The petition for a writ of certiorari should be denied.


Respectfully submitted.


SETH P. WAXMAN
Solicitor General


LEONARD R. PAGE
General Counsel
NORTON J. COME
Deputy Associate
General Counsel
JOHN EMAD ARBAB
Attorney
National Labor Relations
Board




NOVEMBER 2000
1 The same principles apply to alleged violations of Section 8(a)(1) when, as is generally the case, the Section 8(a)(1) claim is derivative of a claim under Section 8(a)(3). See NLRB v. Fleetwood Trailer Co., 389 U.S. 375, 378 (1967); see also Great Dane Trailers, 388 U.S. at 30, 32.
2 The Board found that CIPS violated Section 8 by terminating health insurance coverage and failing to pay certain workers' compensation benefits during the lockout, and by failing to provide information Local 702 requested.
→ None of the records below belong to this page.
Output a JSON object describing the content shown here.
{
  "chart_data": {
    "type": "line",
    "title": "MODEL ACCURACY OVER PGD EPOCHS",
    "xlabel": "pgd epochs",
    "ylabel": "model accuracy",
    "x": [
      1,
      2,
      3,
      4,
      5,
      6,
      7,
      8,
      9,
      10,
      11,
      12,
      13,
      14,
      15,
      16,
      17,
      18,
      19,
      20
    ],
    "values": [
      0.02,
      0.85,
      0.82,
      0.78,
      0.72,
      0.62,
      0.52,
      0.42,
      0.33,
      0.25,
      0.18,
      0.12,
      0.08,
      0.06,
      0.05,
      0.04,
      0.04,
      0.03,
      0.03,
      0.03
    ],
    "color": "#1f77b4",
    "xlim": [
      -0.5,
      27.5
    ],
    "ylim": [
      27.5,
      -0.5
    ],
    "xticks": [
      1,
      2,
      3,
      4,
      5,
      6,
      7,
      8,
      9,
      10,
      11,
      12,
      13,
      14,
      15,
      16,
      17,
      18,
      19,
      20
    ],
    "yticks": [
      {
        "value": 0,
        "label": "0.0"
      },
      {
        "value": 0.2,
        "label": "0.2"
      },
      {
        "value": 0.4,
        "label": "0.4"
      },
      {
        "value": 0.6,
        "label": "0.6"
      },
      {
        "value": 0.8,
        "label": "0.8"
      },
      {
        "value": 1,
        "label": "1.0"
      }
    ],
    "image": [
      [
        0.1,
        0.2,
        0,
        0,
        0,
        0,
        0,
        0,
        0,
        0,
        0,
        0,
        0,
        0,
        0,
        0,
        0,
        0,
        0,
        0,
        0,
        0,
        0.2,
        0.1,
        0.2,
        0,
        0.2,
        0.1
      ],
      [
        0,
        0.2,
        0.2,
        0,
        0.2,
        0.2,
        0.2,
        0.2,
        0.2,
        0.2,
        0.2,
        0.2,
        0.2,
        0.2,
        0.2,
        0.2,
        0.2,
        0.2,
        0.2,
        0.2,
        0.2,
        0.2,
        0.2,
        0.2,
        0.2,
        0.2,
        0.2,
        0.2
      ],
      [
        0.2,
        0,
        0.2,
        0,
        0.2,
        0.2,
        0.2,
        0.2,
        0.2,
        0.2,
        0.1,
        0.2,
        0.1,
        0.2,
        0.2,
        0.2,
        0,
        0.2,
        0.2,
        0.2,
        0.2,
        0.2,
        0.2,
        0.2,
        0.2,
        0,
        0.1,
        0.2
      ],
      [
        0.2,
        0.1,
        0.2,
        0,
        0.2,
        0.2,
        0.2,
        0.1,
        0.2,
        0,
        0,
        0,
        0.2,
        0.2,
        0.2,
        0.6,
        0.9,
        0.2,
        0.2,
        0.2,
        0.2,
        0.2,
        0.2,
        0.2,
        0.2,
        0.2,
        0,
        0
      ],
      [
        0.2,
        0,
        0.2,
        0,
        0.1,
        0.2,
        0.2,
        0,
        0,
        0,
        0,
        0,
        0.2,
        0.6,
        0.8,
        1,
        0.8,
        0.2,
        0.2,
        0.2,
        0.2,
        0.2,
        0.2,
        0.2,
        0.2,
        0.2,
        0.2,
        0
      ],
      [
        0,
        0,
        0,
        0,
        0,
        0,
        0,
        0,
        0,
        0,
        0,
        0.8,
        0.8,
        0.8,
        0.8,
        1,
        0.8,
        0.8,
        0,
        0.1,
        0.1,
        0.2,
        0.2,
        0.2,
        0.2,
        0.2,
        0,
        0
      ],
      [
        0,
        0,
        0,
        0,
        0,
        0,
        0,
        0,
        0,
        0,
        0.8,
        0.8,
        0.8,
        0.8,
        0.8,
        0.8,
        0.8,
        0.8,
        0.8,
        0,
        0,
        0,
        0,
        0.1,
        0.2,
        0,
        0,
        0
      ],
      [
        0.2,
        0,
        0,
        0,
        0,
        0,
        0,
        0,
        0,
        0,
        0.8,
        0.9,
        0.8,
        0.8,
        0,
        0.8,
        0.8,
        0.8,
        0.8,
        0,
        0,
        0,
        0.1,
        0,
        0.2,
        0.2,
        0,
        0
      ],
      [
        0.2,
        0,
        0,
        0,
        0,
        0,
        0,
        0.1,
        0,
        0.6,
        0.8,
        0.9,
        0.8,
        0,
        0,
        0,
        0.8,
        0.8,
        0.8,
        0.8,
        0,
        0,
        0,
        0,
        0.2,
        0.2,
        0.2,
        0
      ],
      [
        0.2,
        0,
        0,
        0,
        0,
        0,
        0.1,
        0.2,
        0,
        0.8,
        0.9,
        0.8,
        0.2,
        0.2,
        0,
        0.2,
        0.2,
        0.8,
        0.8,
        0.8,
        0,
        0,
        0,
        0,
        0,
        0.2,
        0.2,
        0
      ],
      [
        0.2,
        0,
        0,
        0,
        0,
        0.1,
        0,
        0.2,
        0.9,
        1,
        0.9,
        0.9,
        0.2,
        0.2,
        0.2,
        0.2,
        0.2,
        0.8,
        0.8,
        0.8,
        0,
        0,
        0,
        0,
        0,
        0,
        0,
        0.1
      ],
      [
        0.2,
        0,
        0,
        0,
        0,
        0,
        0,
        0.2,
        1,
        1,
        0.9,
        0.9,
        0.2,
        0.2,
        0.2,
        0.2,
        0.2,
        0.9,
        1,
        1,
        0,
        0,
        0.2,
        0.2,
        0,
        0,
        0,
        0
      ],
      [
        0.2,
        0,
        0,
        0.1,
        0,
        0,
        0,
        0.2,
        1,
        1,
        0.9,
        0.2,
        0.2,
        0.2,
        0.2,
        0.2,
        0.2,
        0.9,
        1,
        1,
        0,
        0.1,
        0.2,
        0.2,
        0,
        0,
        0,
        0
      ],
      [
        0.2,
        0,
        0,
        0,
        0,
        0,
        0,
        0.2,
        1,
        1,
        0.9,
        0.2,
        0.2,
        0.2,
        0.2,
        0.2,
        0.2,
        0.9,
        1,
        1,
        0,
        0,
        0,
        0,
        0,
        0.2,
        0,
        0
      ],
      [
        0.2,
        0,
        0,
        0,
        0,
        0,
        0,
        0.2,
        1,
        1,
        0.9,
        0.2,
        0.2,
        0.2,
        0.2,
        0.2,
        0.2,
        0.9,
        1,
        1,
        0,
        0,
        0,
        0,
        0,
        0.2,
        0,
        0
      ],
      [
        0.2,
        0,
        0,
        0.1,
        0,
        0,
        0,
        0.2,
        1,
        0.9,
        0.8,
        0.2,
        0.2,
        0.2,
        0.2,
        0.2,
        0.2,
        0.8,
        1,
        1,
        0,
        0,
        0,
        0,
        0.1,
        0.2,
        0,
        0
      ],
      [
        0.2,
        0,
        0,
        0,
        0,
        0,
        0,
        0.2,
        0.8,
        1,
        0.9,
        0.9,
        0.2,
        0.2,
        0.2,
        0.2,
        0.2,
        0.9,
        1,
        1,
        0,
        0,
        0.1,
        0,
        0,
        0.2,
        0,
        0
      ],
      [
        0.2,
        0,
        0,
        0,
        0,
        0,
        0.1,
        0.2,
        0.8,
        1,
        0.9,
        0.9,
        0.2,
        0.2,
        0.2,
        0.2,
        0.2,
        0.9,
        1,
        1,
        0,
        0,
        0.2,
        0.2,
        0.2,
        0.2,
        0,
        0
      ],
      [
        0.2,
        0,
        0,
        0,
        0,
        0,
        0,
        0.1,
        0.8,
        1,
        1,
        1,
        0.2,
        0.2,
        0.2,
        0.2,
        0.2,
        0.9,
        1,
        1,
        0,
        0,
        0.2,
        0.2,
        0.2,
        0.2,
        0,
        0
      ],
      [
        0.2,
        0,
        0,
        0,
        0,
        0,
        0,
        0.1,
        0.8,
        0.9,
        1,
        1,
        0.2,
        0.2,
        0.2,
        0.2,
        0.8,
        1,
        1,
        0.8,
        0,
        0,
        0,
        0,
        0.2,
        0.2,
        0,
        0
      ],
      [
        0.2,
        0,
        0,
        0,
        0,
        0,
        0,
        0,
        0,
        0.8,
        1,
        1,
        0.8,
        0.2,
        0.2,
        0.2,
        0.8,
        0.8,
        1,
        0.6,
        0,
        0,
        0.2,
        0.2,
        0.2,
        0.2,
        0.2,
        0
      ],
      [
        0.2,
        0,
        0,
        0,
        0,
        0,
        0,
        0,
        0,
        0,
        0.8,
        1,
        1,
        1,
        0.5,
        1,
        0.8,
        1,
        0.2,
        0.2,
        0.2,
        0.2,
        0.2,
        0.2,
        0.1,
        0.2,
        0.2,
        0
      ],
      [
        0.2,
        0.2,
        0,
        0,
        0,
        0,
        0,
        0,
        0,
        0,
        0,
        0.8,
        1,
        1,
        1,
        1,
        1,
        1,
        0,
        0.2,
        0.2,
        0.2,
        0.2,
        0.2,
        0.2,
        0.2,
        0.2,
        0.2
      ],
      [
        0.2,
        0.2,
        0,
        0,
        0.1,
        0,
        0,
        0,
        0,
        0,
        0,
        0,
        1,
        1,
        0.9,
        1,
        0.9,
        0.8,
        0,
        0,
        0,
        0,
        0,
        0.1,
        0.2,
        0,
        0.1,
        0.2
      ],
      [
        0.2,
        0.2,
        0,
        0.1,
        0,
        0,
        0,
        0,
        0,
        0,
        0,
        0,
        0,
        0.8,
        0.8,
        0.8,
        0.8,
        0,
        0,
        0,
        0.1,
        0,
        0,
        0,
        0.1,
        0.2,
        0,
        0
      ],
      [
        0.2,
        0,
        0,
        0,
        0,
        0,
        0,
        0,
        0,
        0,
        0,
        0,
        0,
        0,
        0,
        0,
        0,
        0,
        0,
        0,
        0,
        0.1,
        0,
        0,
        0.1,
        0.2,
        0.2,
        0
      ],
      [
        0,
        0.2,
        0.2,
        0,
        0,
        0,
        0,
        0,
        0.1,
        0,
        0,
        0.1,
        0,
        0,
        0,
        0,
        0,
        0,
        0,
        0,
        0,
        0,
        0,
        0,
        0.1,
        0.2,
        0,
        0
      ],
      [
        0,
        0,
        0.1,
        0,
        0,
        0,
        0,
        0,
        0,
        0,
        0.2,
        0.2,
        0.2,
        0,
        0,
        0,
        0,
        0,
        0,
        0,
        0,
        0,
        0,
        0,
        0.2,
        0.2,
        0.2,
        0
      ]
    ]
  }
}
These violations, however, did not support an inference that the lockout was motivated by unlawful considerations. Pet. App. 36a-40a. CIPS did not appeal the Board's findings that CIPS violated Section 8 in these respects.
3 For the same reason, this case is not governed by NLRB v. Transportation Management Corp., 462 U.S. 393 (1983). See Pet. 14 n.7. That case addressed situations in which "a discharge or other adverse action [was] based in whole or in part on antiunion animus." 462 U.S. at 401.